Since you mentioned you have broken the integrity of the system I would highly recommend having it vacuumed down(for approximately 15 minutes) then testing that the system keeps the same vacuum for at least 5 minutes. Pulling a high vacuum forces any residual water vapor to boil off. It is also used to see of the system is sealed.
You always want to replace your old drier canister if you have had it apart for any length of time. Most desiccant driers are long gone at 15 years old. They can only absorm approximately 1/2 tablespoon or water when new.
Although you might be tempted to use R12 the problem is that if everything is not perfect(seals, bad compressor, expansion valve, drier) the first time then you have to remove that R12 since your not really supposed to vent it to atmosphere. The second reason for pulling a vacuum is to test for leaks. At $9 per can that can get expensive if it leaks out.
If you replaced any part in the AC go in the service manual. There is a list of amounts of oil by part replaced that you should add back to the system.
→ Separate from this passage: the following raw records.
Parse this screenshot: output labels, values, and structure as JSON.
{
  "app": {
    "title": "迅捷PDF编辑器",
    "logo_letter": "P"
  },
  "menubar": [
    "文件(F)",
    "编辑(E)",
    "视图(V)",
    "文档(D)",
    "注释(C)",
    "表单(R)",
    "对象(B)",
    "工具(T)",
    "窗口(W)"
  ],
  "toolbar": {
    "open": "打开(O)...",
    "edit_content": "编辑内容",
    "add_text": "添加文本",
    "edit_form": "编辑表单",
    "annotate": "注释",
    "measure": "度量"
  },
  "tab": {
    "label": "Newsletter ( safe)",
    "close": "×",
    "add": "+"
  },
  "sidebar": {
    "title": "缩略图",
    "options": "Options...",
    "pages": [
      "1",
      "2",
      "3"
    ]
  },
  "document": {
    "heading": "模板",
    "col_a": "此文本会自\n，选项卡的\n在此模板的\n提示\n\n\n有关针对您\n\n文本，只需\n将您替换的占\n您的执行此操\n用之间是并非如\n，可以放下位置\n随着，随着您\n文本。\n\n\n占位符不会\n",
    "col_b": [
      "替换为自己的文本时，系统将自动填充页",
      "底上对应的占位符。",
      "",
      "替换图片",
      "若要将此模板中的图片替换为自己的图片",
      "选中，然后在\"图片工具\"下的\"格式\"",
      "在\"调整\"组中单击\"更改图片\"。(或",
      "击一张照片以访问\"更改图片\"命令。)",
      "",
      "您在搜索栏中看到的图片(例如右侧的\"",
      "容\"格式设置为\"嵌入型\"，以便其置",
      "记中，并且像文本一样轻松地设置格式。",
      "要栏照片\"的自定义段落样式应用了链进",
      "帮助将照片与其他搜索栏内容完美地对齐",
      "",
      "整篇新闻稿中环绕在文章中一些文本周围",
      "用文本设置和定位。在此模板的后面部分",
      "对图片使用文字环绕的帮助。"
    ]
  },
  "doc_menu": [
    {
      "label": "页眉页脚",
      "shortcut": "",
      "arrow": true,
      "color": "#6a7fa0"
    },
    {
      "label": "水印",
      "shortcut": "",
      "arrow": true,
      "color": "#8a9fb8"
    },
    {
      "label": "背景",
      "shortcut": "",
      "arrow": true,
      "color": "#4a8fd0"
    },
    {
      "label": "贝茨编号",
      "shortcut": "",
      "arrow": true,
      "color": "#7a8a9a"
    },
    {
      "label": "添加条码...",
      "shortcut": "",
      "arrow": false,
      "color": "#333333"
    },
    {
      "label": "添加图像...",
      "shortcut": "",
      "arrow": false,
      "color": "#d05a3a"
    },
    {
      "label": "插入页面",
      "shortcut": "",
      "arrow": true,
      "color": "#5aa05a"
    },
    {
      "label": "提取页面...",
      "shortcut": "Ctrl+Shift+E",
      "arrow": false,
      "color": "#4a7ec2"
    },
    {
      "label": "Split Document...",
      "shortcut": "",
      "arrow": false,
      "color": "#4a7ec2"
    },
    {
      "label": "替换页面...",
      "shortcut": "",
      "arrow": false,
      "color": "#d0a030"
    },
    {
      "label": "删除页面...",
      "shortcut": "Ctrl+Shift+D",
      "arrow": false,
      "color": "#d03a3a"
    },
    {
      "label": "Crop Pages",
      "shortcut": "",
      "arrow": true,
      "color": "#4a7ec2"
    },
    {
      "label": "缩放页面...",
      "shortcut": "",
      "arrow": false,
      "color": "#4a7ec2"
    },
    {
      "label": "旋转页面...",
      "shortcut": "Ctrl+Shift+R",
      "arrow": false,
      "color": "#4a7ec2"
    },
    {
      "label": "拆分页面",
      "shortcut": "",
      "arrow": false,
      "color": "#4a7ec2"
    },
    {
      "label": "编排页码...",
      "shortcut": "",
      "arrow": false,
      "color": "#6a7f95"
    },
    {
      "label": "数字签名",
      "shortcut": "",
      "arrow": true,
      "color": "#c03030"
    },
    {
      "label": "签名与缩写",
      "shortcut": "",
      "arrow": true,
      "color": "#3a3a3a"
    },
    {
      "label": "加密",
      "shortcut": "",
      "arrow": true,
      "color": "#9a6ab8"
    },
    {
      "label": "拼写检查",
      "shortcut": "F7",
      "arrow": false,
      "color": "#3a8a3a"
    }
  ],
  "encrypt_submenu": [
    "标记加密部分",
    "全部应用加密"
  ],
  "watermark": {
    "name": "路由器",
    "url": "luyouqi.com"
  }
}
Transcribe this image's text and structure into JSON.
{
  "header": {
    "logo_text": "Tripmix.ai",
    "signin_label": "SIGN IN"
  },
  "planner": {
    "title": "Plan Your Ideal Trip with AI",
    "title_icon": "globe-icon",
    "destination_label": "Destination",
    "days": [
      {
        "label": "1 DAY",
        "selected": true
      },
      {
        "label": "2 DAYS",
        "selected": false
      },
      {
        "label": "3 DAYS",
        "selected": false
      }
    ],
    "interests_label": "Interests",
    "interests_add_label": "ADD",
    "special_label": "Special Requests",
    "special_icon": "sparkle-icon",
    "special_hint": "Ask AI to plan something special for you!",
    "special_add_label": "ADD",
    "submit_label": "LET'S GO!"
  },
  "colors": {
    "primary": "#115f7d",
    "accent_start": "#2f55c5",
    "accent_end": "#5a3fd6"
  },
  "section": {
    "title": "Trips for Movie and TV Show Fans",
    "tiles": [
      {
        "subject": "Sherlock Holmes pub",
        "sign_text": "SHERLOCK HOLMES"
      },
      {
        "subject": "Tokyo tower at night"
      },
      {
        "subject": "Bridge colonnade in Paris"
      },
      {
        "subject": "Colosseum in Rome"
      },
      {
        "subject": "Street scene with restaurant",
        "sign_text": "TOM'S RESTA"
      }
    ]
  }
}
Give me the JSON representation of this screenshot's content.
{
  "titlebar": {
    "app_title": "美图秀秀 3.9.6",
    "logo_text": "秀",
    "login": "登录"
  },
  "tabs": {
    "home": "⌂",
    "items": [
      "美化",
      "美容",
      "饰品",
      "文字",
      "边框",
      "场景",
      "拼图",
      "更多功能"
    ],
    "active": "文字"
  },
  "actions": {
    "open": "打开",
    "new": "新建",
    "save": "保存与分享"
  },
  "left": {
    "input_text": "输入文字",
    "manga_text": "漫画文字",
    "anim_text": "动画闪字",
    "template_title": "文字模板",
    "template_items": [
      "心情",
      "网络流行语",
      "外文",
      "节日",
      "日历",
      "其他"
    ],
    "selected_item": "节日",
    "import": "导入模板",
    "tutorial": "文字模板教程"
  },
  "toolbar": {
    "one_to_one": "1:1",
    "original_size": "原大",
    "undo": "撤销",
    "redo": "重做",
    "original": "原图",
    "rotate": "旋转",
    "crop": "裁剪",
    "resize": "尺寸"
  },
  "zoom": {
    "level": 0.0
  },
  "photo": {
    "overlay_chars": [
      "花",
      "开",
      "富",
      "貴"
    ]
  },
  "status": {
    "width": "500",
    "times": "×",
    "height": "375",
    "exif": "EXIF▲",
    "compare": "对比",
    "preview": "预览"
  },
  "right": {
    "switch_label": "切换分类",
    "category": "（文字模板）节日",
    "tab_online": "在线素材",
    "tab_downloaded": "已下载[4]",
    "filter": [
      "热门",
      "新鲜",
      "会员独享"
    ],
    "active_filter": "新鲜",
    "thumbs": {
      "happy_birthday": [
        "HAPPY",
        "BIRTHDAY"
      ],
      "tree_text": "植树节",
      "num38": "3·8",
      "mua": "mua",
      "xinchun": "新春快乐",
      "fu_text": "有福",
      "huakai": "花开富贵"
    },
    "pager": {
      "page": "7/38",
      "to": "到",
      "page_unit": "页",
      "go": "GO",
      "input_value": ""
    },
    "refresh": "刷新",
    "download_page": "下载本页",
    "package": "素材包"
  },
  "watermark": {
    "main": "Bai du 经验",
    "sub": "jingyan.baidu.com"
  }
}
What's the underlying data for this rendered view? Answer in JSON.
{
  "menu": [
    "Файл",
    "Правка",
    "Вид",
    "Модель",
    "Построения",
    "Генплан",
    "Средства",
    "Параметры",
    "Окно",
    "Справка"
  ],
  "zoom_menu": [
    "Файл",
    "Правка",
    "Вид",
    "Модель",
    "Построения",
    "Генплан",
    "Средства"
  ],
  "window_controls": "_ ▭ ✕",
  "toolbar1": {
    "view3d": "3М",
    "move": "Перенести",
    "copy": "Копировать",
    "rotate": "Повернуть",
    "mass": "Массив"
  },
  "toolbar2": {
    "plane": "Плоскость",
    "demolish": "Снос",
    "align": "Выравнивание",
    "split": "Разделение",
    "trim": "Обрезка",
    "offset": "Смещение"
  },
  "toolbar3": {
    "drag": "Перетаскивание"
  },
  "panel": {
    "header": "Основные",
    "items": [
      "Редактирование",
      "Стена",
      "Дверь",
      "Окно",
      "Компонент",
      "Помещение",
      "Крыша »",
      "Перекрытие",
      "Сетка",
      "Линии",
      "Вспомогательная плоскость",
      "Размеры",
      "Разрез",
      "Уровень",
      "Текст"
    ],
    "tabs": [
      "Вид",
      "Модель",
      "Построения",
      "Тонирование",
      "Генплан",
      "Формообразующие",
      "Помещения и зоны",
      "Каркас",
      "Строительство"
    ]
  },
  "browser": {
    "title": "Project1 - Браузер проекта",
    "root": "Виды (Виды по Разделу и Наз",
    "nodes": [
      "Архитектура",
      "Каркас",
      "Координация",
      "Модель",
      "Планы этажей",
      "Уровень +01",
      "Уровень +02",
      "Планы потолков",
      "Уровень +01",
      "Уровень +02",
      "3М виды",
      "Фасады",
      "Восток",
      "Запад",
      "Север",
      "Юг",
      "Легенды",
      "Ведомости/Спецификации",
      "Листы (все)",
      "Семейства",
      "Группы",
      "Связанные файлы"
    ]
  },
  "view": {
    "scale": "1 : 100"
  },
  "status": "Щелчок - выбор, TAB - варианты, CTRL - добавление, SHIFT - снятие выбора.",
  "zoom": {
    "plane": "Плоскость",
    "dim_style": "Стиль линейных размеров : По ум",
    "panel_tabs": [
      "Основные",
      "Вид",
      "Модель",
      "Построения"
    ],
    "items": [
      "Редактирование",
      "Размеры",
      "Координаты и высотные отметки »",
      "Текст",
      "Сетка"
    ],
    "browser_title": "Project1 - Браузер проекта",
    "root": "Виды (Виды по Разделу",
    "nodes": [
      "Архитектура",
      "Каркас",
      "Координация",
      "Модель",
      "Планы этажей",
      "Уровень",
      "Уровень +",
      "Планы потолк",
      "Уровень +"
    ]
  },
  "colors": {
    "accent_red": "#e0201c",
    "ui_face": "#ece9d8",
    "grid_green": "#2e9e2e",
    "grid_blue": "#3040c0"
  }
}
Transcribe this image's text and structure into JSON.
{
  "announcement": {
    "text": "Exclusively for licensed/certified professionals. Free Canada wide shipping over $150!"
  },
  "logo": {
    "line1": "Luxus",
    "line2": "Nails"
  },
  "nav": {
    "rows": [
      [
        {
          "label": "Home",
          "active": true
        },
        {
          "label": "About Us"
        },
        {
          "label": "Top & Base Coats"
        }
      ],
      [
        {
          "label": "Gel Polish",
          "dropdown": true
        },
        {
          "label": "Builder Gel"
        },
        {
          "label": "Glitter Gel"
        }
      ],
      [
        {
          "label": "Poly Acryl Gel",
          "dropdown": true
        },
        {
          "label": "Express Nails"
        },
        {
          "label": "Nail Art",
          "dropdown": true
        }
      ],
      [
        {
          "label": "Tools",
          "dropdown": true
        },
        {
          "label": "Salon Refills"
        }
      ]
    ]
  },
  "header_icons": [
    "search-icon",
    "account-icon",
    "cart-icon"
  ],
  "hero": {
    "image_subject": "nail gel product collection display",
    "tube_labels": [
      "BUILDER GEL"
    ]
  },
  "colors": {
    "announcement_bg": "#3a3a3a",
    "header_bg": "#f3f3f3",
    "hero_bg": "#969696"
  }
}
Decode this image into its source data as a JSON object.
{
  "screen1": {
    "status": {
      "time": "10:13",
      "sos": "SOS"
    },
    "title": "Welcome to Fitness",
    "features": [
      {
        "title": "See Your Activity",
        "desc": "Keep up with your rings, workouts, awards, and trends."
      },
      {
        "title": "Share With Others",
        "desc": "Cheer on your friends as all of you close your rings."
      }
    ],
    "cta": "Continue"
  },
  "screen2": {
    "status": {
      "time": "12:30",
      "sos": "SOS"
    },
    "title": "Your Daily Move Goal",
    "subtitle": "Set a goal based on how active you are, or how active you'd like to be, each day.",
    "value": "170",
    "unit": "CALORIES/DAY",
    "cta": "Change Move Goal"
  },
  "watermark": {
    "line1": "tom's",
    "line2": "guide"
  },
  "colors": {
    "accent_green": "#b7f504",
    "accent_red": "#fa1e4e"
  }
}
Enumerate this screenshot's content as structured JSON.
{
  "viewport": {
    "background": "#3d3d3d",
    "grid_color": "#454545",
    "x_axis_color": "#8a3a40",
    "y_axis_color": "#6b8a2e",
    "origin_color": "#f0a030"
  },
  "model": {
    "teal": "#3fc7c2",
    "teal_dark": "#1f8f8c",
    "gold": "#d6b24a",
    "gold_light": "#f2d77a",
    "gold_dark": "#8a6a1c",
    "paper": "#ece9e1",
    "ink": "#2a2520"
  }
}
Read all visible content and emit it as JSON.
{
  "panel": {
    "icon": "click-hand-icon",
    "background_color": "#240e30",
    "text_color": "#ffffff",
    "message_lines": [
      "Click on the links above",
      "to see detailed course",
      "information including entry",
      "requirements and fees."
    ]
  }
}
A new or rebuilt compressor comes shipped with oil. If you are converting an old system, most of the oil is likely leaked out. Some oil is always present in the system.
Mineral oil is not mixable with R134a and the old oil contains traces of R12 refrigerant which will react with R134a. Removing the compressor and draining the oil(usually about a 1/6 cup) helps. It won't kill a system not to do it but the oils PAG(polyalkyl glycol) and (POE) Poly Ester are displaced by the old oil. Some compressors can starve for oil because of this, even then oil is added.
The recommended procedure is to use brake parts cleaner (not carburetor cleaner and not the environmentally friendly brake parts cleaner), to blow into the lines, then use an air compressor to blow through each section. Put your thumb on the the exit, let it build pressure then release and let it blow out. This serves several purposes. It removes most, if not all residual oils, contaminants, and any metal particles if you had a blown compressor. Second, the brake parts cleaner evaporates quickly leaving zero residue. The particular section you want to do this with is the condenser and lines. I would stay away from doing the evaporator unless your changing the expansion valve.
Watch your paint, wear safety glasses, brake parts cleaner is dangerous. Oh, and its flammable with an octane rating of like 110.
Blowing out your lines is optional. Shops use a liquid flush and usually only if your looking.
Any section you blow out add back the proper amount of oil. Try not to exceed the maximum per the shop manual. The total for the compressor is "the" total amount for the system, not total added in addition to the other parts. when you blow out a part you are subtracting from the total the compressor came shipped with, which eventually gets distributed throughout the system.
You can pour oil right in the front fitting, then let it settle.
Adding refrigerant is simple, the low side line is on the top of the compressor. Do not shake nor turn the can over. You do not want liquid refrigerant, only gaseous (think hydraulic lock in a piston). Screw it down, make sure the valve is closed, puncture and open the valve. The compressor will not cut on until the system has over 30psi. Once the first can is opened and refrigerant is flowing(the can ices) the system will be at about 40 to 50 psi. Without undoing the connection start the car and set the idle at about 1500RPM. Kick on the AC(green). The compressor will start lowering the low side pressure(to approx 30PSI) allowing some of the remaining refrigerant to be pulled from the can. If you want to squeeze a little more out of the can, put the can in a pan of almost hot water(that will get you to 60PSI+ on the first can). Remember though that the running AC belt is right under the fitting.
Close the valve, undo and vent the can (watch out). Put on a second can and repeat the process. By this time you should be starting to feel the cooling. Part of a third can should have it cold. One line going in the back of the firewall should be cold, the other hot.
If you have a temp meter you can keep an eye on the temperature. The coldest you should be able to get it is 38 degrees. In reality I was only able to get as low as 54 degrees. As many times as I had to break it loose I may have tiny amount of water in the system or a bit too much oil, or a bit of air.
Its better to go have a shop charge it initially. A decent vacuum pump costs around $200. The harbor freight air compressor driven venturi pumps are not adequate for pulling a high enough vacuum to lower the boiling point of water to your climate temperatures. Proper gauges run about $75 plus miscellaneous fittings. There is also some who believe the larger 30lb canisters are better to charge from since you don't introduce the tiny amount of air and moisture from switching cans.
Be weary of some of the end all be all replacement kits. Be weary of the "hybrid" mixes that magically allow existing R12 to work with R134a. They are not considered compatible refrigerants. It depends on how good of shape your existing system is in when you do the conversion. Just changing to R134a it is recommended O-rings be replaced since R134a is a smaller molecule.